Emsal bedel; gerçek bedeli olmayan veya bilinmeyen veyahut doğru olarak tespit edilemeyen bir malın, değerleme gününde satılması halinde emsaline nazaran haiz olacağı değerdir. Oysa emsal kira bedeli bina ve arazide, yetkili özel mercilerce veya mahkemelerce takdir veya tespit edilmiş kirayı, bu suretle takdir veya tespit edilmiş kira mevcut değilse Vergi Usul Kanununa göre belirlenen vergi değerinin %5'i anlamına geliyor.
Gelir Vergisi Kanunu zaten kiraya verilen evin veya işyerinin kira bedellerinin emsal kira bedelinden düşük olamayacağını düzenliyordu. Emsal kira bedelinden ne anlaşılacağını da düzenliyor.
Buradan anlaşılıyor ki Sayın Bakan'ın belirttiği düzenleme çok daha farklı. Yani baz alınacak kriter emsal kira bedeli değil, mecurun emsal bedeli olacak. Emsal kira bedeli, mecurun emsal bedeli nazara alınarak belirlenecek. Bu da binanın rayiç bedelinin tespiti anlamına geliyor ki kira bedellerinin ciddi bir artış göstermesi anlamına gelir. Zira Türkiye'de özellikle son bir yılda ev fiyatları astronomik olarak arttı. Eğer biz bugün evin rayiç bedelini dikkate alarak bir emsal kira bedeli belirleme yoluna gidersek, kiracılar kiralayacak ev bulamazlar."

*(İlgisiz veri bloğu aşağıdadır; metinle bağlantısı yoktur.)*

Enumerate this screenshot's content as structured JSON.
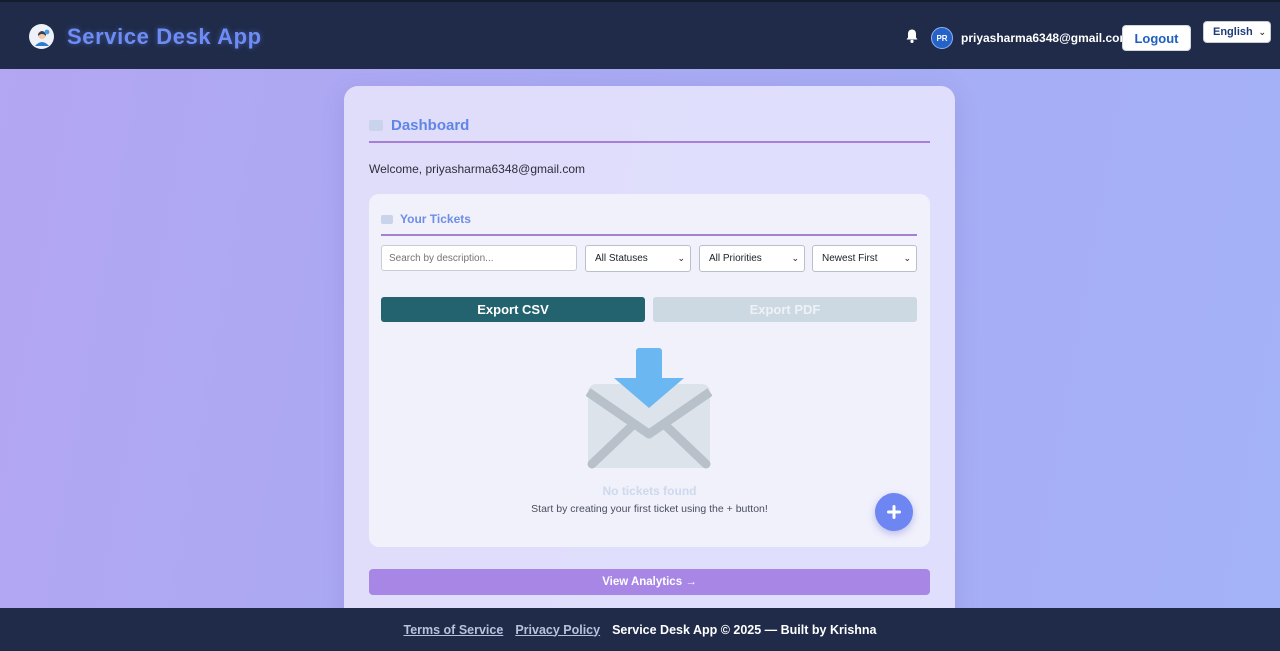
{
  "header": {
    "app_title": "Service Desk App",
    "avatar_initials": "PR",
    "user_email": "priyasharma6348@gmail.com",
    "logout_label": "Logout",
    "language_selected": "English"
  },
  "dashboard": {
    "title": "Dashboard",
    "welcome_text": "Welcome, priyasharma6348@gmail.com"
  },
  "tickets": {
    "title": "Your Tickets",
    "search_placeholder": "Search by description...",
    "status_filter": "All Statuses",
    "priority_filter": "All Priorities",
    "sort_order": "Newest First",
    "export_csv_label": "Export CSV",
    "export_pdf_label": "Export PDF",
    "empty_title": "No tickets found",
    "empty_subtitle": "Start by creating your first ticket using the + button!"
  },
  "analytics_label": "View Analytics →",
  "footer": {
    "terms_label": "Terms of Service",
    "privacy_label": "Privacy Policy",
    "copyright": "Service Desk App © 2025 — Built by Krishna"
  },
  "colors": {
    "navbar": "#1f2b49",
    "brand": "#6e8cf5",
    "export_csv": "#22636f",
    "analytics": "#a886e6",
    "fab": "#6d86f1"
  },
  "icons": [
    "app-logo-icon",
    "bell-icon",
    "dashboard-icon",
    "tickets-icon",
    "empty-inbox-icon",
    "plus-icon",
    "chevron-down-icon"
  ]
}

"Kira bedelinin tespiti davası açacak olan bir mülk sahibi, kiracıyı ciddi anlamda zora sokabilir"
Aslan, neden böyle bir iddiada bulunduğunu ise şu gerekçeye dayandırdı:
"Söz gelimi; 5 yıl önce değeri 300 bin TL olan bir evi emsal kira edeli ile kiralayan bir kiracı olsun. 3'üncü yılın sonunda bu evin değeri 2 milyon TL'ye çıktı. Bugüne kadar TÜFE baz alınarak yapılan artışlar ve sözleşmenin koruyucu hükümleri devre dışı kalacak.
Zira 2 milyon TL rayiç bedel üzerinden bir emsal kira bedeli belirlenecek ve bu da kira bedelinin astronomik olarak artması anlamına gelecek.
Kira bedelinin tespiti davası açacak olan bir mülk sahibi, kiracıyı ciddi anlamda zora sokabilir.
Devlet burada kira gelirlerinden elde edilen vergi gelirlerini artırıcı bir yaklaşım sergilerken, kiracıların nasıl bir zora düşeceğini hesap etmiyor gibi görünüyor. Yani düzenleme kiracıları değil, mülk sahiplerini koruyor."
"İşyeri kiracıları yüksek tutarda stopaj ödemek zorunda kalabilir"
"İşyeri kiralarında ise ayrıca kira stopajı olarak adlandırdığımız gelir vergisi tevkifatının kiracıya yansıtılması sebebiyle işyeri kiracıları artacak kira bedellerinin yanında, yüksek tutarda stopaj ödemek de zorunda kalacak" iddiasında bulunan Aslan, sözlerini şöyle tamamladı:
"Onlar açısından kira geliri daha çok artmış olacak. Zaten darboğazda olan işyeri sahipleri hem kira sopasıyla dövülürken, hem de vergi yükü artmış olacak. Düzenleme geçici olacak deniyor ama Türkiye'de vergi gelirleri bakımından yapılan ve geçici olduğu söylenen hemen her düzenleme kalıcı hale getirilmiştir. 99 senesinde Düzce depremi sonrası depremin yaralarını sarmak için alınan ve geçici olduğu söylenen Özel İşlem Vergisi buna örnektir. Bu geçici olduğu söylenen yasa değişikliği kalıcı hale gelirse kiracılar bakımından sancılı bir dönem yaşanacak diyebiliriz."